Is Monogamy the True Metric of Love?
In an earlier post, I asked How do you know if someone really loves you? and of all the possible answers, staying sexually faithful wasn’t one of them. I know plenty of couples who are monogamous who can barely tolerate being in the same room, and couples who have open marriages who love each other fiercely.
The depth of a relationship should be measured in the gap between two people, not by how far away they are from everyone else. Every person is unique – my boyfriend cannot love anyone the same way he loves me, because I’m the only me there is.
If he has fallen (or falls) in love with someone else, it doesn’t diminish the love he has for me. Love is not finite, it does not get smaller the more it’s shared around, most of the time it gets bigger.
Over a lifetime, you have probably been intimate with more than one person, so technically you’ve practiced serial non-monogamy yourself. None of those relationships take away from what you have now with your partner.
Is there room in your heart to consider the possibility that your partner being with someone else doesn’t necessarily mean he loves you any less?
All Things to All People
In the past, we lived in large communities surrounded by family, friends and acquaintances. Our wide circle of relationships meant we had all manner of ways to have our intellectual, spiritual, emotional and physical needs met.
These days we live a more solitary life and we expect most of our needs to be met by our partner. What if that isn’t enough for you? What if that isn’t enough for him/her? What if needing to be your entire world has helped push him/her out into the world? Perhaps your partner has more needs than you can meet — do you not want him /her to be happy and fulfilled?
Enforcing the Rules
People come up with all sorts of rules about what constitutes cheating. Sending personal emails, playing Second Life, having a drink after work, flirting, touching, kissing … and the list goes on. Enforcing all these rules is exhausting and spreads the poison of distrust.
Creating and policing a list of banned behaviours makes them more rather than less appealing. There is excitement and delicious danger in breaking the rules. What would happen if everything your partner did was okay? I wonder if that would make him/her less likely to wander?

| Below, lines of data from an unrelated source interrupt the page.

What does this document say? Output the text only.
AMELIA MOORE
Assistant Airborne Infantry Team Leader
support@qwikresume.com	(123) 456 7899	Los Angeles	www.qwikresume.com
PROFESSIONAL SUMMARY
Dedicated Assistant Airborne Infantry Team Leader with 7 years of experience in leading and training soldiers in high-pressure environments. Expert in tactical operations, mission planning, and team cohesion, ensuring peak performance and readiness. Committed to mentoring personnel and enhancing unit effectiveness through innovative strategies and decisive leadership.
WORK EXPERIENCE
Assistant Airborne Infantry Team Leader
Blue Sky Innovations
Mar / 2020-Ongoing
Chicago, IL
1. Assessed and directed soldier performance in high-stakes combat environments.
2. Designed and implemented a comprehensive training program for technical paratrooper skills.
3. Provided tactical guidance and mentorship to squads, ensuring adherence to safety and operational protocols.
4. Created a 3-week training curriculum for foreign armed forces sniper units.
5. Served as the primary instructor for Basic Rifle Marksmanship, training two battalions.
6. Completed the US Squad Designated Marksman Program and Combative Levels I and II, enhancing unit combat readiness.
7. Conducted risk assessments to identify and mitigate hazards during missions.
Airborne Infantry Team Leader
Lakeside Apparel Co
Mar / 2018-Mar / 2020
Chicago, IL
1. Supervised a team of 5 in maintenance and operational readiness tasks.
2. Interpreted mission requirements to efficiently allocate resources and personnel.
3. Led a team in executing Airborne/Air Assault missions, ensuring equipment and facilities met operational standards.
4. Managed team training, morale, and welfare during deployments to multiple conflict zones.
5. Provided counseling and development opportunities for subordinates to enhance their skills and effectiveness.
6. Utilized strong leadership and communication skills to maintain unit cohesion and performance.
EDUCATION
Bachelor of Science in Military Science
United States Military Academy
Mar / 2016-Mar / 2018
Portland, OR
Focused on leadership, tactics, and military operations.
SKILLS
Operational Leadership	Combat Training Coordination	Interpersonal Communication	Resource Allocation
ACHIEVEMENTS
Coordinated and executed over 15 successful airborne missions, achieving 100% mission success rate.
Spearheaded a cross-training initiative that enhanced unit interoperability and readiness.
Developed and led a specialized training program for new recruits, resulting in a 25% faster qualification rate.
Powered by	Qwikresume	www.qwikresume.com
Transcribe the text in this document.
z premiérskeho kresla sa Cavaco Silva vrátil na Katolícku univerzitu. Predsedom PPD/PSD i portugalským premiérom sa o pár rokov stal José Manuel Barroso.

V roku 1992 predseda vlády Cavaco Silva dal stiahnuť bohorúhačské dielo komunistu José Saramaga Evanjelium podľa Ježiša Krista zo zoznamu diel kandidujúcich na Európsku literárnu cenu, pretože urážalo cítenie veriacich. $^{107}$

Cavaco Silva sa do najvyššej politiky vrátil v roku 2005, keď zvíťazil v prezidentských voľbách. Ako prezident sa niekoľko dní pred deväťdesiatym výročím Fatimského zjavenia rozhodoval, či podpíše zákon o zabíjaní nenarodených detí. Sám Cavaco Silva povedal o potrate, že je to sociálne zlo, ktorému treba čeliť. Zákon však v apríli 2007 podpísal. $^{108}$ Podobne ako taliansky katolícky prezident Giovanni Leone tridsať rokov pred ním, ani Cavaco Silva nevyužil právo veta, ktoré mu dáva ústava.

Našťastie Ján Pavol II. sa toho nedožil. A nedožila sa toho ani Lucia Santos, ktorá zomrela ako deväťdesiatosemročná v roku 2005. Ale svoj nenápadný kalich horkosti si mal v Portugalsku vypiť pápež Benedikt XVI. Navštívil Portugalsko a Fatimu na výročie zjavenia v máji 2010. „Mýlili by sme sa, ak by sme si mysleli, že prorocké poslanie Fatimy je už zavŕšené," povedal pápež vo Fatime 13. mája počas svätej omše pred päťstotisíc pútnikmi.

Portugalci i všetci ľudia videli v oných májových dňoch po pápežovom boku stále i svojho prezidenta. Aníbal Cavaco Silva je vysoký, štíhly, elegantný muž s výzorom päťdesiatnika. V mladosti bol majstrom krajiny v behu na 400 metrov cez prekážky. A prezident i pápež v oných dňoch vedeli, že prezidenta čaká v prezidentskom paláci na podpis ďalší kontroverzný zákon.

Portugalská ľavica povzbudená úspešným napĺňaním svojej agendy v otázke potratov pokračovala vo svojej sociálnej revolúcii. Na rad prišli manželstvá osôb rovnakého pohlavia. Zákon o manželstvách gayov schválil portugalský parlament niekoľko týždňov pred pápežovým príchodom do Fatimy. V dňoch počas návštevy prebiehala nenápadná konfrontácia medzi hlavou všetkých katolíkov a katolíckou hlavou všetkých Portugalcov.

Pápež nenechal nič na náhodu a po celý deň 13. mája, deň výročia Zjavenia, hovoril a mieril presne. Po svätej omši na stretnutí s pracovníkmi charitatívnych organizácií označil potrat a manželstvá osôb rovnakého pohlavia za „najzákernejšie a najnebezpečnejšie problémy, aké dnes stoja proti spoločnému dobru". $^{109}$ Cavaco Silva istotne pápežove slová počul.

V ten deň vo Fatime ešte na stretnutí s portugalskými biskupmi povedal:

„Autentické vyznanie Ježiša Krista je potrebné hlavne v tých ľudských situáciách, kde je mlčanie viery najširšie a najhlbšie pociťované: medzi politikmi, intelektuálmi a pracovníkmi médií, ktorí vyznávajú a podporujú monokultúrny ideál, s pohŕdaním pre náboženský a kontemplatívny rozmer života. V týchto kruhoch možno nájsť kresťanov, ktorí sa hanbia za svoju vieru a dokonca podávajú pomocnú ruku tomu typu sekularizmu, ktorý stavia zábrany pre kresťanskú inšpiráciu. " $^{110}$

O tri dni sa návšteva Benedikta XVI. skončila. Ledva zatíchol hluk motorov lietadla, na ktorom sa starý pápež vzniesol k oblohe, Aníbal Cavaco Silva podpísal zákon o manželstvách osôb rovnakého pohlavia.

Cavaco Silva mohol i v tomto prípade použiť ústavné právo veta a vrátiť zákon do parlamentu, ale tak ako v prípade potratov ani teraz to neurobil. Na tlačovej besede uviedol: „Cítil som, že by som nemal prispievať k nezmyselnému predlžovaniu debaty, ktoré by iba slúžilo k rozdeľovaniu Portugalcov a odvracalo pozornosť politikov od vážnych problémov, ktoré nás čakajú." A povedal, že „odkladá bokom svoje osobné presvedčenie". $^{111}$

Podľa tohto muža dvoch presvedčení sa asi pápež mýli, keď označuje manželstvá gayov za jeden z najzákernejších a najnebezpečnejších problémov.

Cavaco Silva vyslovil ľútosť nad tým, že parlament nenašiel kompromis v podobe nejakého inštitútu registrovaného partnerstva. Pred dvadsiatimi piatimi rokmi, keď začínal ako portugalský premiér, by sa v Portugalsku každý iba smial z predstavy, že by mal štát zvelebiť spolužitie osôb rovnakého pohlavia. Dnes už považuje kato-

My boyfriend and I have abolished the rule book. I can flirt with, kiss, and sleep with whoever I want. And so can he. Curiously, so far neither of us want to.
Some Men are Dicks
It goes without saying that not all men are enlightened, mature, relationship ready beings. Some just wander around putting their penises into anyone and everyone. Such a man is unlikely to be giving you any of the things you long for.
He is probably not caring, affectionate, giving, open, vulnerable or supportive. His infidelity is just part of a litany of behaviours which cause you pain. If there is nothing else to salvage beyond his cheating, then you are better off alone.
Speak Your Truth
The only way to unravel the potentially catastrophic consequences of being cheated on is to communicate openly and honestly. This means being vulnerable enough to consider there are many different ways to make a relationships work. You may decide to stay, you may decide to leave, and you may decide to explore all the light and shade this event has brought out into the open.
I know quite a few people who have stayed with a partner who has been unfaithful. They haven’t just been forgiving or naïve, but they have completely redefined what it means to be in a loving, complex relationship. I applaud their courage.
The fairy tales of happily ever after tell us that love and sex belong together and anything kind of deviation from that is a cruel betrayal. But in the end, we get to choose what stories we believe, we get to decide how much of what we are taught is our personal truth, and we get to script our own dramas.
The only thing we can control is how we see the world. I believe it’s time to think about love, marriage and monogamy in a revolutionary new way.
Is cheating always wrong? Or is non-monogamy a viable choice in a relationship?